Total RNA was extracted from tissue samples using Trizol, and the RNA samples were reverse transcribed into cDNA using the HiFiScript cDNA First Strand Synthesis Kit. qRT-PCR was performed using the CFX ConnectTM Real-Time PCR System (Bio-Rad, USA). The primer sequences of the genes are shown in Table 1. The relative mRNA expression of the target genes in each sample was calculated using the 2−△△CT method.

Table 1

Gene Forward (5′–3′) Reverse (5′–3′)
GAPDH CATGAGAAGTATGACAACAGCCT AGTCCTTCCACGATACCAAAGT
FSHR TCTGTCACTGCTCTAACAGGG TGCACCTTTTTGGATGACTCG
LHCGR TTCCAAGGGATGAATAACGAGTCT TGCATGGCTTTGTACTTCTTCAA
CYP19A1 AACAACTCGACCCTTCTTTATG TTTGAGGGATTCAGCACAG
HDAC3 TGATGACCAGAGTTACAAGCAC GGGCAACATTTCGGACAG
IRS1 TTGAGAATGTGTGGCTGAGG TCCTTGACCAAATCCAGGTC
StAR CAGACTTCGGGAACATGCCT CCCTTGAGGTCGATGCTGAG
CYP11A1 CACTCCTCAAAGCCAGCATCA ACGAAGCACCAGGTCATTCAC
CYP17A1 GGGCGGCCTCAAATGG CAGCGAAGGCGAAGGCGATACCCTTA
HSD3B2 TCTCAGATGACACGCCTCAC GGGCTGAGTAGGAAGCTCAC
HSD17B13 CCTACTTGGAGTCGTTGGTGA CCAATATGCTCTGTCGTTTTGC

Primers sequence.

1.6.7 Statistical analysis

Statistical analysis was performed using Graphpad prism 5.0 software.

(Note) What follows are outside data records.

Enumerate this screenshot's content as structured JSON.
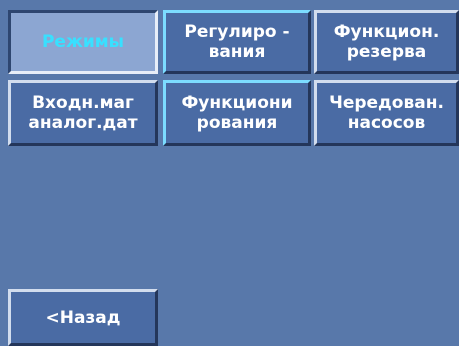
{
  "menu": {
    "buttons": [
      {
        "label": "Режимы",
        "selected": true
      },
      {
        "label": "Регулиро -\nвания",
        "selected": false
      },
      {
        "label": "Функцион.\nрезерва",
        "selected": false
      },
      {
        "label": "Входн.маг\nаналог.дат",
        "selected": false
      },
      {
        "label": "Функциони\nрования",
        "selected": false
      },
      {
        "label": "Чередован.\nнасосов",
        "selected": false
      }
    ]
  },
  "footer": {
    "back_label": "<Назад"
  },
  "colors": {
    "background": "#5878aa",
    "button": "#4a6ba4",
    "selected_button": "#8ca6d2",
    "selected_text": "#38e0ff",
    "text": "#ffffff"
  }
}
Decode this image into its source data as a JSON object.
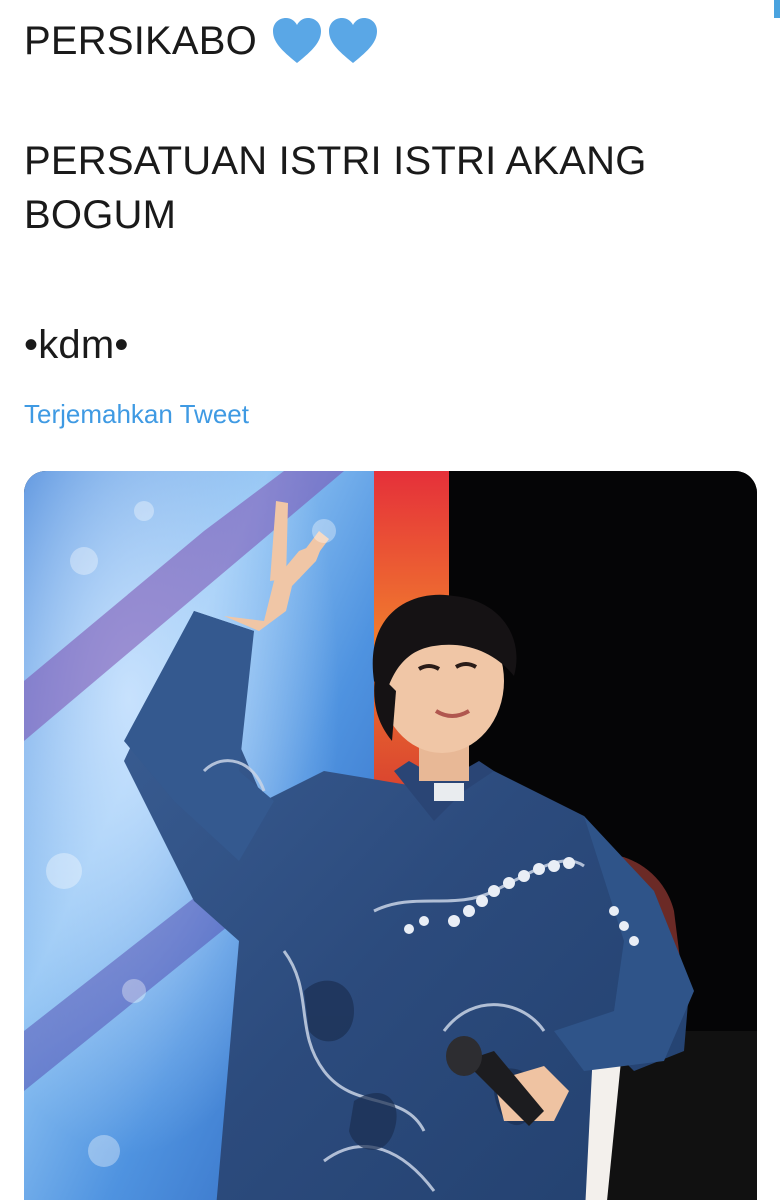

Experimental data are presented as mean ± standard deviation (SD). Comparisons between two groups were made using one-way analysis of variance (One-way ANOVA).

2 Results

2.1 Instrumental variable characteristics

After applying stringent selection criteria—including genome-wide significance screening (p < 1 × 10−5), elimination of variants in linkage disequilibrium (LD pruning), effect allele alignment, MR-PRESSO testing, and F-statistic evaluation—the final set of SNPs used as instrumental variables (IVs) all exhibited F-values exceeding 10. This indicates that each selected IV has a strong and statistically robust association with the respective gut microbiota traits, minimizing the risk of weak instrument bias.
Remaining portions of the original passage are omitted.